Los toros de Palha ponen el broche de oro a los encierros

Autor: El Periódico Mediterráneo
Los amigos son la familia que uno elige. La familia del encierro se reunió ayer en Onda. Sobraban los motivos para encontrarse. El más importante: celebrar el final de la temporada. El aliciente fue un encierro de la ganadería de Palha en la última jornada taurina de la Fira d’Onda 2016.
No pusieron fácil los ejemplares del hierro luso saborear ese almuerzo que sabe a triunfo tras cada carrera. Los seis Palha salieron delante por el Camí Castelló, dejando por detrás a los cabestros. Derrotaron a derecha e izquierda por la Safona, avisando de que en un recorrido asestado de corredores mandaban ellos.

La torada se abrió en la calle San Miguel creando momentos de peligro y se agrupó de nuevo en la calle del Carmen por parejas. Así tomaron la curva de Cervantes, en la que uno de los astados derrapó, aunque consiguió seguir el ritmo a sus hermanos. A un ritmo frenético y estirados pasaron por Ecce-Homo y el Pla, donde los corredores llegados de toda España pudieron coger toro gracias a la colocación. Poco más de un minuto y medio después de su salida, los astados de Palha hacían su entrada en los corrales del Raval de Sant Josep.

La expectación por contemplar a los animales de la reconocida ganadería portuguesa quedó evidenciada por la multitud congregada. Cadafals, balcones y ventanas estaban repletos.

La mejor noticia es que estaban todos. Incluso los que ya no están. Torrechiva recordó con un crespón negro al mítico corredor Julen Madina. Los pastores, por su parte, recordaron a Adrián Jotero un año después de su cogida, con un sentido homenaje a la puerta de corrales, en el que participó su familia. Nadie muere si hay alguien que lo recuerda.
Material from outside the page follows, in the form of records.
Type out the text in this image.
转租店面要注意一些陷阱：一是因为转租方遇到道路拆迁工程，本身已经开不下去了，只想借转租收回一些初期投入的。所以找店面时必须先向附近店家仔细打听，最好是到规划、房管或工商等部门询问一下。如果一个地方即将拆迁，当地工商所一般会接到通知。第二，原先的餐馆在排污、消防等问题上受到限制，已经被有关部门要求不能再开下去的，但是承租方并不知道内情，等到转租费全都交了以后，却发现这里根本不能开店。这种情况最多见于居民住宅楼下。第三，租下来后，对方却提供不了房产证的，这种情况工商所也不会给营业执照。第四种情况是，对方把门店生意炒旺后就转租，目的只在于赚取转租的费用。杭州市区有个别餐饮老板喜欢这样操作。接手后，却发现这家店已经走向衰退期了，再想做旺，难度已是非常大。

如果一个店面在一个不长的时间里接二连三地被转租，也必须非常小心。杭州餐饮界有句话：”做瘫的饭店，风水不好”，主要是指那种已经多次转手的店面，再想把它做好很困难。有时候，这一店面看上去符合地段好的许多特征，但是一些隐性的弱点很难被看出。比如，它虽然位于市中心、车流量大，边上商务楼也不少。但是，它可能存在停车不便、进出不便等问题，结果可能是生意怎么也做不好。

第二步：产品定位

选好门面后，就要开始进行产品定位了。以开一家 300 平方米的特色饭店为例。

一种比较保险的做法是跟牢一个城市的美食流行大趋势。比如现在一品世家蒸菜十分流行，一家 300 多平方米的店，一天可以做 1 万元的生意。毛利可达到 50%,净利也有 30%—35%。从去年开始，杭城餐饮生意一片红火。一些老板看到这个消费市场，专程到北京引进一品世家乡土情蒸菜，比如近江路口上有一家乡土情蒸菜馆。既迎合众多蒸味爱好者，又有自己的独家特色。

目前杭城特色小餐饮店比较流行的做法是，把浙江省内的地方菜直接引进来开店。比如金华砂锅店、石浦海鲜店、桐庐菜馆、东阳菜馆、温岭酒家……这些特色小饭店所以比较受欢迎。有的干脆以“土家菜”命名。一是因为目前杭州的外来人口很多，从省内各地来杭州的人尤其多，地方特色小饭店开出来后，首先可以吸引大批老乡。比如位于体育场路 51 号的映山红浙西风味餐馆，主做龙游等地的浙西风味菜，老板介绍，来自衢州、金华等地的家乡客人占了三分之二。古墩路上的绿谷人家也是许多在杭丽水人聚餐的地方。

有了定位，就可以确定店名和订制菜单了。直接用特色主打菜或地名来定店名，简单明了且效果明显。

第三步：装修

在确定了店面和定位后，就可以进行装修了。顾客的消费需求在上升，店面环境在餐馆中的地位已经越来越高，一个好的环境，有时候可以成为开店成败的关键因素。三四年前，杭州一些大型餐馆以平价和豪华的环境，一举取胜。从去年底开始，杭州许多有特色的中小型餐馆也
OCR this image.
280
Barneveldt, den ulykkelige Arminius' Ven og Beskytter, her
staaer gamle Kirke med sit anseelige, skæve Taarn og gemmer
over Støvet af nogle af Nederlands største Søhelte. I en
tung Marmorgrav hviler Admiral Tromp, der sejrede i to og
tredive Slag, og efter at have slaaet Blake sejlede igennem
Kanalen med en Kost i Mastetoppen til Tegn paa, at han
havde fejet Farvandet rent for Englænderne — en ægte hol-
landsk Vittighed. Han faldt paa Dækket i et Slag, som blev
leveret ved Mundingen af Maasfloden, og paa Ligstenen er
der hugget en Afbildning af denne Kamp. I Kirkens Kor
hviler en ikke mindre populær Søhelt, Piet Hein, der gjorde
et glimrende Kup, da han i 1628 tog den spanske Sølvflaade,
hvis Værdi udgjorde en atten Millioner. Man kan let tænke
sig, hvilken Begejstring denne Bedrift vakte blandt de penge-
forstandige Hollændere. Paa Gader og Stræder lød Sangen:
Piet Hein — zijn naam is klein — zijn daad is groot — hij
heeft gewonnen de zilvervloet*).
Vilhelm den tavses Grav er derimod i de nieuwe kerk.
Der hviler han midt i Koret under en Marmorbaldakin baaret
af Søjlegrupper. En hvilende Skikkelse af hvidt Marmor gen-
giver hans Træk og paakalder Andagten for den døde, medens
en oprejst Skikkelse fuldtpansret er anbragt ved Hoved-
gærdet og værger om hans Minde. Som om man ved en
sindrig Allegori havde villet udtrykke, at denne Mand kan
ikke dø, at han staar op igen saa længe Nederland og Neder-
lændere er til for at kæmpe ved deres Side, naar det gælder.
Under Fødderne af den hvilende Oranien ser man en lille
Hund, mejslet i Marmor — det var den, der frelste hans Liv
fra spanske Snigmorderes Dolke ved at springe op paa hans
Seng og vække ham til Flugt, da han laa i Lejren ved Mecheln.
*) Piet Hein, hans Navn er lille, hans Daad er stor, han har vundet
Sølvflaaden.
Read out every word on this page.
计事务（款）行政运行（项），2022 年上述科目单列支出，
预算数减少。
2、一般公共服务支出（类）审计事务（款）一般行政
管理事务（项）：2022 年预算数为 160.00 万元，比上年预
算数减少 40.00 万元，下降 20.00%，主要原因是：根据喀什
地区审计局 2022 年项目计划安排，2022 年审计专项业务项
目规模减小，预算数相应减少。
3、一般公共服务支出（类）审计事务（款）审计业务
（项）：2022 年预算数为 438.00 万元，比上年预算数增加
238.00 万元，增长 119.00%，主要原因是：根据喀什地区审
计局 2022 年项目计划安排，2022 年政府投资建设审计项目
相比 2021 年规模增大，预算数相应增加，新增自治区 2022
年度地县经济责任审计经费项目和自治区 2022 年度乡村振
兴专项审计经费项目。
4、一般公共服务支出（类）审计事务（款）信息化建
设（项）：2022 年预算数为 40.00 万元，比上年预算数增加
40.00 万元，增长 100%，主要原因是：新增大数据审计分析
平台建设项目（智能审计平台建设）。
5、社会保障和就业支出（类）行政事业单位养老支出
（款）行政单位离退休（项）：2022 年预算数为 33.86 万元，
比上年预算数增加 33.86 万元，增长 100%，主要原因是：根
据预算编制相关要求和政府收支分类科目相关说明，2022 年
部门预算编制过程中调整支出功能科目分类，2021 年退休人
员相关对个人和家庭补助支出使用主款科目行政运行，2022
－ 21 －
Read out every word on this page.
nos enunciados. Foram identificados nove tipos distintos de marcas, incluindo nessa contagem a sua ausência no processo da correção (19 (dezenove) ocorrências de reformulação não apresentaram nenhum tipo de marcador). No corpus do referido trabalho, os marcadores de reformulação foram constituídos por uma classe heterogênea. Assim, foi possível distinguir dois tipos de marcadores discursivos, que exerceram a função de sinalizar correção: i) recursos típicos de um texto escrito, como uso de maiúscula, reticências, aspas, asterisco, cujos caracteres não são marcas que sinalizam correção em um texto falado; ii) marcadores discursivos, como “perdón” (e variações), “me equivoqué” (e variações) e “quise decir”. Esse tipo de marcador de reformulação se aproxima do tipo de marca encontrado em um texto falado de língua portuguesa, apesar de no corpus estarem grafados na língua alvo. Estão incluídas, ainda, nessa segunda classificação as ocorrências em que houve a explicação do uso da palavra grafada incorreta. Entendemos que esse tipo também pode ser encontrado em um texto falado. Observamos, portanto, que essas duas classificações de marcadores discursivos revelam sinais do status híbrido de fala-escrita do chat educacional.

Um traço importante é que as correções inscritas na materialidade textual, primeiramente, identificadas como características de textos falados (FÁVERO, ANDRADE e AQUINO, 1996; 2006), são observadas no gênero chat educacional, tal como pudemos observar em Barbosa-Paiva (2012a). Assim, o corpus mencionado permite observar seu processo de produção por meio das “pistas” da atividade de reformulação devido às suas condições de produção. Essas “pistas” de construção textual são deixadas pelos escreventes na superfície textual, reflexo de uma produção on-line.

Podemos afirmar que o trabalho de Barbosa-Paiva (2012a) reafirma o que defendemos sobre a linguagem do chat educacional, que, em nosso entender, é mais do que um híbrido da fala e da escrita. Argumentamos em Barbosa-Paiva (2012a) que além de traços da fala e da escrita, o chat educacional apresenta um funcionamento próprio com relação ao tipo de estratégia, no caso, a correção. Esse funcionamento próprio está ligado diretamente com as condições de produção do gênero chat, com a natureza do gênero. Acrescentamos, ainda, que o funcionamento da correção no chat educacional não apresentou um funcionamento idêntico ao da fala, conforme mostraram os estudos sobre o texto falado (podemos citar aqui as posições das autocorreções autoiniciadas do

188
El acto de estuvo organizado por el Ayuntamiento de Onda y el Consell de Festes, como ya lo hizo la asociación Aficionats al Bou de Fira el martes. Adrián Sorribas, de 31 años y vecino de Cantavieja, resultó herido por asta de toro en la prueba del último sábado de 2015 y falleció al cabo de unos días. La grave cogida ocurrió después del encierro de la mañana, cuando el recortador resbaló mientras intentaba hacer un quiebro en la plaza Rey Don Jaime, y el toro de Los Ronceles le propinó tres cornadas.

Los pastores y colaboradores taurinos entregaron ayer un ramo a los familiares de Adrián y el himno del silencio, interpretado a la trompeta en el mirador de los toriles, manifestó el sentido Onda y de los aficionados de otras poblaciones que se dieron cita en el Raval de Sant Josep.

El primer toro de Palha de la prueba matinal salió con una divisa negra y nadie lo paró. Solo una camiseta de Adrián le esperaba en la salida al recinto.